‘Smart growth’ policies discourage longtime residents
Advocates for “smart growth” have long extolled the virtues of creating green spaces, bike paths and pedestrian areas for the benefit of all city dwellers.
But a report from the pro-business D.C. Policy Center shows that smart growth designs actually push out longtime, low-income residents to make way for younger, wealthier newcomers.
“Urban planners and local governments attach great value to cultivating neighborhoods where residents are close to public transportation or can walk or bike to work,” the D.C. Policy Center says in a report released Tuesday. “In fact, these policies may be hurting our poorer residents.”
Written by the center’s executive director, Yesim Sayin Taylor, the report says that while more transportation options in newly redesigned neighborhoods create a boon for those who can afford the convenience, transitoriented development programs can create social inequities and increase
the pace of gentrification.
The D.C. Policy Center’s report focuses on the District, but smart growth planning has played a prominent role in many other U.S. cities.
Smart growth urban planning promotes small, walkable and bicycle-friendly neighborhoods that provide access to all the needs of residents, including grocery stores, restaurants, schools and workplaces. In essence, they become little cities within the larger city and are meant to curb urban sprawl.
National smart growth organizations say they aren’t blind to the unintended consequences of redeveloped neighborhoods and place the onus on cities for creating enough of them.
“Nationally, there is no question that when cities are building smart growth neighborhoods, people want to live there. When that happens, you have people with more money ousting people with less money,” said Geoff Anderson, president of the nonprofit Smart Growth America. “So we need to have public policy that makes sure people who have been there for a long time can benefit.”
Mr. Anderson said the lack of smart growth neighborhoods drives up housing prices in cities where smart growth has been employed. Those areas end up pricing out residents who may have been in their homes for generations.
“What we’re seeing is gross failure in cities supplying these kinds of places,” Mr. Anderson said in an interview with The Washington Times. “Supply has to be in balance with demand. Tons of people want them, but there’s not enough.”
Mostly high-income young workers are benefiting, he said, but smart growth needs to expand to all residents, regardless of their economic means, for the concept’s goals to be realized.
Cheryl Cort, policy director for the local Coalition for Smarter Growth, agreed with Mr. Anderson.
“The city should continue to do more to help residents throughout the city have better access to transit and better access to jobs, education and training,” she said. “We need to ensure that our city makes it possible for everyone to share in the rising prosperity.”

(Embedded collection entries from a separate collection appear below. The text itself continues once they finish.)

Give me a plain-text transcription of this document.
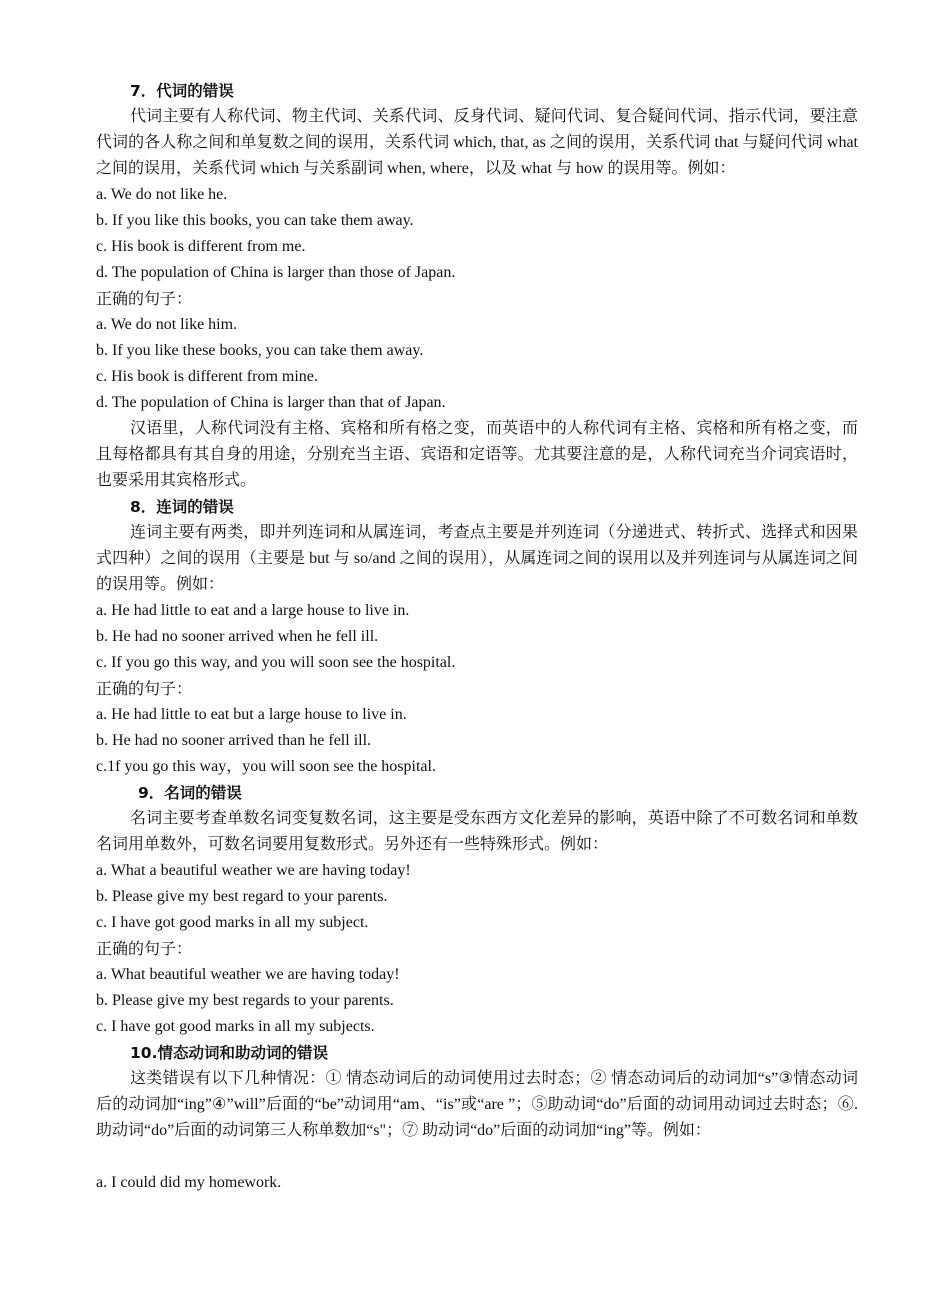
7．代词的错误
代词主要有人称代词、物主代词、关系代词、反身代词、疑问代词、复合疑问代词、指示代词，要注意代词的各人称之间和单复数之间的误用，关系代词 which, that, as 之间的误用，关系代词 that 与疑问代词 what 之间的误用，关系代词 which 与关系副词 when, where，以及 what 与 how 的误用等。例如：
a. We do not like he.
b. If you like this books, you can take them away.
c. His book is different from me.
d. The population of China is larger than those of Japan.
正确的句子：
a. We do not like him.
b. If you like these books, you can take them away.
c. His book is different from mine.
d. The population of China is larger than that of Japan.
汉语里，人称代词没有主格、宾格和所有格之变，而英语中的人称代词有主格、宾格和所有格之变，而且每格都具有其自身的用途，分别充当主语、宾语和定语等。尤其要注意的是，人称代词充当介词宾语时，也要采用其宾格形式。
8．连词的错误
连词主要有两类，即并列连词和从属连词，考查点主要是并列连词（分递进式、转折式、选择式和因果式四种）之间的误用（主要是 but 与 so/and 之间的误用），从属连词之间的误用以及并列连词与从属连词之间的误用等。例如：
a. He had little to eat and a large house to live in.
b. He had no sooner arrived when he fell ill.
c. If you go this way, and you will soon see the hospital.
正确的句子：
a. He had little to eat but a large house to live in.
b. He had no sooner arrived than he fell ill.
c.1f you go this way，you will soon see the hospital.
9．名词的错误
名词主要考查单数名词变复数名词，这主要是受东西方文化差异的影响，英语中除了不可数名词和单数名词用单数外，可数名词要用复数形式。另外还有一些特殊形式。例如：
a. What a beautiful weather we are having today!
b. Please give my best regard to your parents.
c. I have got good marks in all my subject.
正确的句子：
a. What beautiful weather we are having today!
b. Please give my best regards to your parents.
c. I have got good marks in all my subjects.
10.情态动词和助动词的错误
这类错误有以下几种情况：① 情态动词后的动词使用过去时态；② 情态动词后的动词加“s”③情态动词后的动词加“ing”④”will”后面的“be”动词用“am、“is”或“are ”；⑤助动词“do”后面的动词用动词过去时态；⑥.助动词“do”后面的动词第三人称单数加“s"；⑦ 助动词“do”后面的动词加“ing”等。例如：
a. I could did my homework.
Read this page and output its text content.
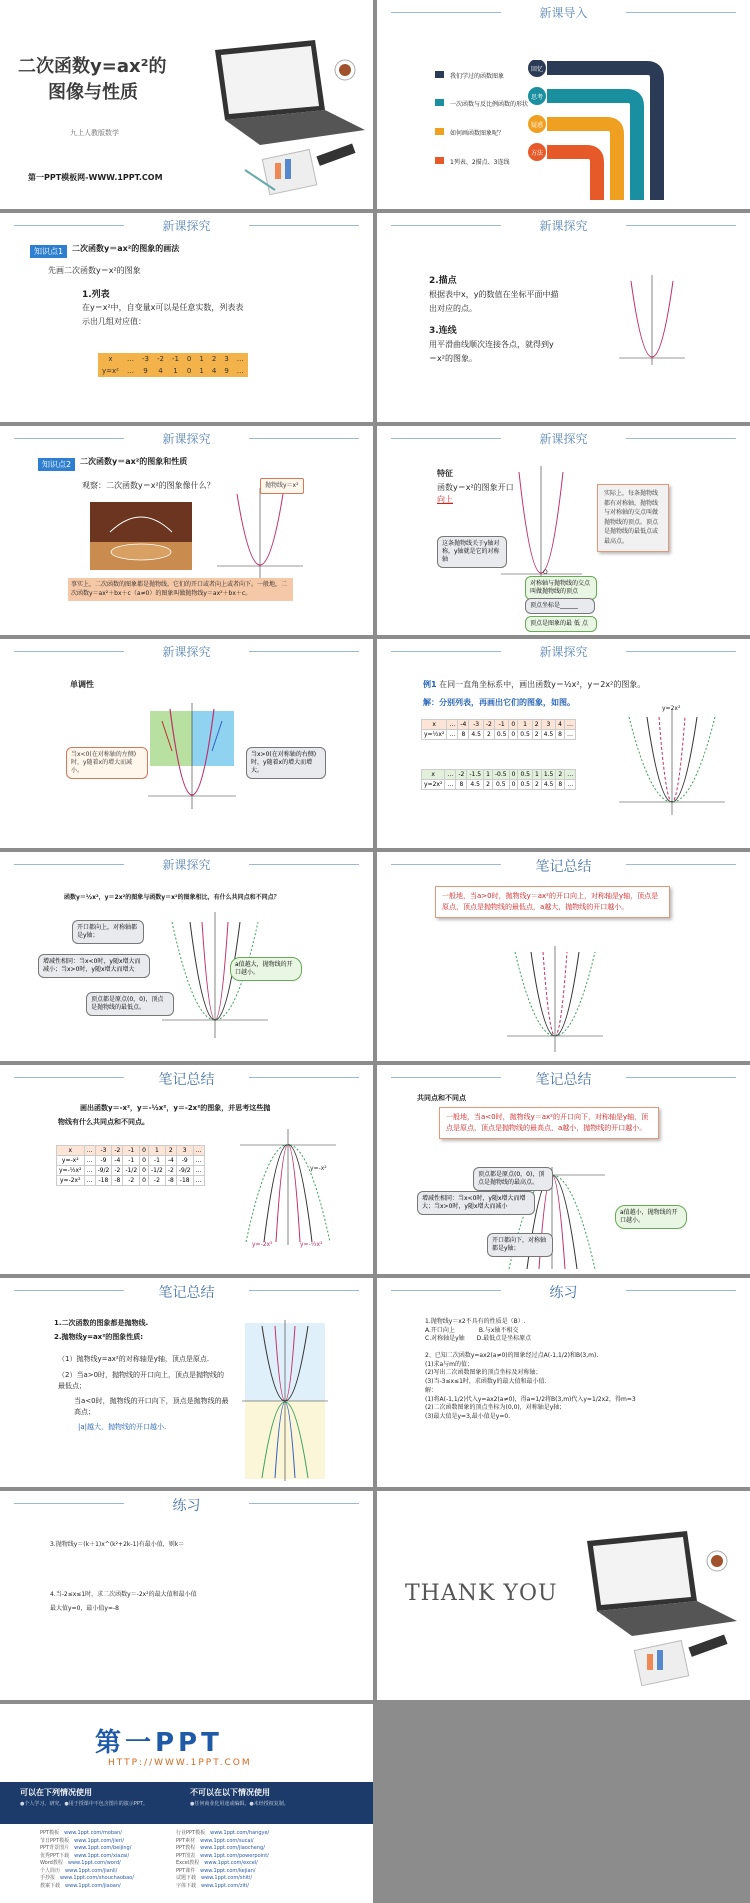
二次函数y=ax²的
图像与性质
九上人教版数学
第一PPT模板网-WWW.1PPT.COM
新课导入
我们学过的函数图象
一次函数与反比例函数的形状
如何画函数图象呢？
1列表、2描点、3连线
回忆
思考
疑惑
方法
新课探究
知识点1	二次函数y＝ax²的图象的画法
先画二次函数y＝x²的图象
1.列表
在y＝x²中，自变量x可以是任意实数，列表表
示出几组对应值：
x	…	-3	-2	-1	0	1	2	3	…
y=x²	…	9	4	1	0	1	4	9	…
新课探究
2.描点
根据表中x，y的数值在坐标平面中描
出对应的点。
3.连线
用平滑曲线顺次连接各点，就得到y
＝x²的图象。
新课探究
知识点2	二次函数y＝ax²的图象和性质
观察：二次函数y＝x²的图象像什么？	抛物线y＝x²
事实上，二次函数的图象都是抛物线。它们的开口或者向上或者向下。一般地，二次函数y＝ax²＋bx＋c（a≠0）的图象叫做抛物线y＝ax²＋bx＋c。
新课探究
特征
函数y＝x²的图象开口 向上
O
这条抛物线关于y轴对称，y轴就是它的对称轴
对称轴与抛物线的交点叫做抛物线的顶点
顶点坐标是______
顶点是图象的最 低 点
实际上，每条抛物线都有对称轴，抛物线与对称轴的交点叫做抛物线的顶点。顶点是抛物线的最低点或最高点。
新课探究
单调性
当x<0(在对称轴的左侧)时，y随着x的增大而减小。
当x>0(在对称轴的右侧)时，y随着x的增大而增大。
新课探究
例1 在同一直角坐标系中，画出函数y＝½x²，y＝2x²的图象。
解：分别列表，再画出它们的图象，如图。
x	…	-4	-3	-2	-1	0	1	2	3	4	…
y=½x²	…	8	4.5	2	0.5	0	0.5	2	4.5	8	…
x	…	-2	-1.5	1	-0.5	0	0.5	1	1.5	2	…
y=2x²	…	8	4.5	2	0.5	0	0.5	2	4.5	8	…
y=2x²
新课探究
函数y＝½x²，y＝2x²的图象与函数y＝x²的图象相比，有什么共同点和不同点？
开口都向上，对称轴都是y轴；
增减性相同：当x<0时，y随x增大而减小；当x>0时，y随x增大而增大
顶点都是原点(0，0)，顶点是抛物线的最低点。
a值越大，抛物线的开口越小。
笔记总结
一般地，当a>0时，抛物线y＝ax²的开口向上，对称轴是y轴，顶点是原点，顶点是抛物线的最低点，a越大，抛物线的开口越小。
笔记总结
画出函数y＝-x²，y＝-½x²，y＝-2x²的图象，并思考这些抛
物线有什么共同点和不同点。
x	…	-3	-2	-1	0	1	2	3	…
y=-x²	…	-9	-4	-1	0	-1	-4	-9	…
y=-½x²	…	-9/2	-2	-1/2	0	-1/2	-2	-9/2	…
y=-2x²	…	-18	-8	-2	0	-2	-8	-18	…
y=-2x²	y=-½x²
y=-x²
笔记总结
共同点和不同点
一般地，当a<0时，抛物线y＝ax²的开口向下，对称轴是y轴，顶点是原点，顶点是抛物线的最高点，a越小，抛物线的开口越小。
顶点都是原点(0，0)，顶点是抛物线的最高点。
增减性相同：当x<0时，y随x增大而增大；当x>0时，y随x增大而减小
开口都向下，对称轴都是y轴；
a值越小，抛物线的开口越小。
笔记总结
1.二次函数的图象都是抛物线.
2.抛物线y=ax²的图象性质:
（1）抛物线y=ax²的对称轴是y轴，顶点是原点.
（2）当a>0时，抛物线的开口向上，顶点是抛物线的最低点；
当a<0时，抛物线的开口向下，顶点是抛物线的最高点；
|a|越大，抛物线的开口越小.
练习
1.抛物线y＝x2不具有的性质是（B）.
A.开口向上　　　　B.与x轴不相交
C.对称轴是y轴　　D.最低点是坐标原点
2、已知二次函数y=ax2(a≠0)的图象经过点A(-1,1/2)和B(3,m).
(1)求a与m的值；
(2)写出二次函数图象的顶点坐标及对称轴；
(3)当-3≤x≤1时，求函数y的最大值和最小值.
解：
(1)将A(-1,1/2)代入y=ax2(a≠0)，得a=1/2将B(3,m)代入y=1/2x2，得m=3
(2)二次函数图象的顶点坐标为(0,0)，对称轴是y轴；
(3)最大值是y=3,最小值是y=0.
练习
3.抛物线y＝(k＋1)x^(k²+2k-1)有最小值，则k＝
4.当-2≤x≤1时，求二次函数y＝-2x²的最大值和最小值
最大值y=0，最小值y=-8
THANK YOU
第一PPT
HTTP://WWW.1PPT.COM
可以在下列情况使用
●个人学习、研究。●用于授课中不包含图片的演示PPT。
不可以在以下情况使用
●任何商业化用途或编辑。●未经授权复制。
PPT模板　 www.1ppt.com/moban/
节日PPT模板　 www.1ppt.com/jieri/
PPT背景图片　 www.1ppt.com/beijing/
优秀PPT下载　 www.1ppt.com/xiazai/
Word教程　 www.1ppt.com/word/
个人简历　 www.1ppt.com/jianli/
手抄报　 www.1ppt.com/shouchaobao/
教案下载　 www.1ppt.com/jiaoan/
行业PPT模板　 www.1ppt.com/hangye/
PPT素材　 www.1ppt.com/sucai/
PPT教程　 www.1ppt.com/jiaocheng/
PPT图表　 www.1ppt.com/powerpoint/
Excel教程　 www.1ppt.com/excel/
PPT课件　 www.1ppt.com/kejian/
试题下载　 www.1ppt.com/shiti/
字体下载　 www.1ppt.com/ziti/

With the District growing in population and becoming more attractive to young, well-off residents, Ms. Cort said, developers and planners can’t lose focus of those who are being left out.
“Increased demand for housing experienced by the city has brought both good news — fiscal health — and bad news — dramatic loss of housing affordability,” Ms. Cort told The Times. “We focus much of our attention on creating and preserving more affordable housing, especially in transit-accessible neighborhoods.”
According to the 2015 American Community Survey conducted by the Census Bureau, most D.C. residents who walk or bike to work live close to the downtown corridors and relatively few live east of the Anacostia River, where housing is much more affordable for lower-income residents.
“More residents east of the river drive to work than any other section of the city, despite low access to cars,” Ms. Taylor says in the D.C. Policy Center report.
East-of-the-river residents have fewer options for work travel because employment is farther away, the report notes. In those neighborhoods, more than one-third of residents commute 45 minutes or more to work each day.
Ms. Taylor said smart growth policies have good intentions but developments being built across the city must do more.
She said the city needs to expand its stock of affordable housing and promote dense, mixedincome developments along transit-accessible corridors. Also, Metro and bus networks need to provide accessible and reliable options for all residents.
“And — in conjunction with these measures — we should continue to improve streets for pedestrians and cyclists so that residents of all neighborhoods can safely access these healthier modes of transportation,” Ms. Taylor said.
Mr. Anderson said development needs to catch up with demand and that cities need to have public policy measures, such as housing and density bonuses, so people who have been there a long time can benefit from the construction.
“We need to use other tools to make these places accessible. It is really important for low-income families and individuals to live in a place where they have access to opportunity,” he said.
Ms. Taylor said she is not against smart growth but added that it must be implemented in a way that doesn’t harm the city’s most vulnerable residents.
“To be clear, bike lanes are good. Safe sidewalks are good. They are relatively cheap investments that reduce congestion and help improve health,” she said. “But we don’t have to don a veil of ignorance to formulate transportation policy. Those who can walk or bike to work have already won the income lottery.”
Smart growth urban planning promotes walkable and bicycle-friendly neighborhoods that are accessible to younger, wealthier newcomers, but some policies ignore needs of longtime, lower-income residents.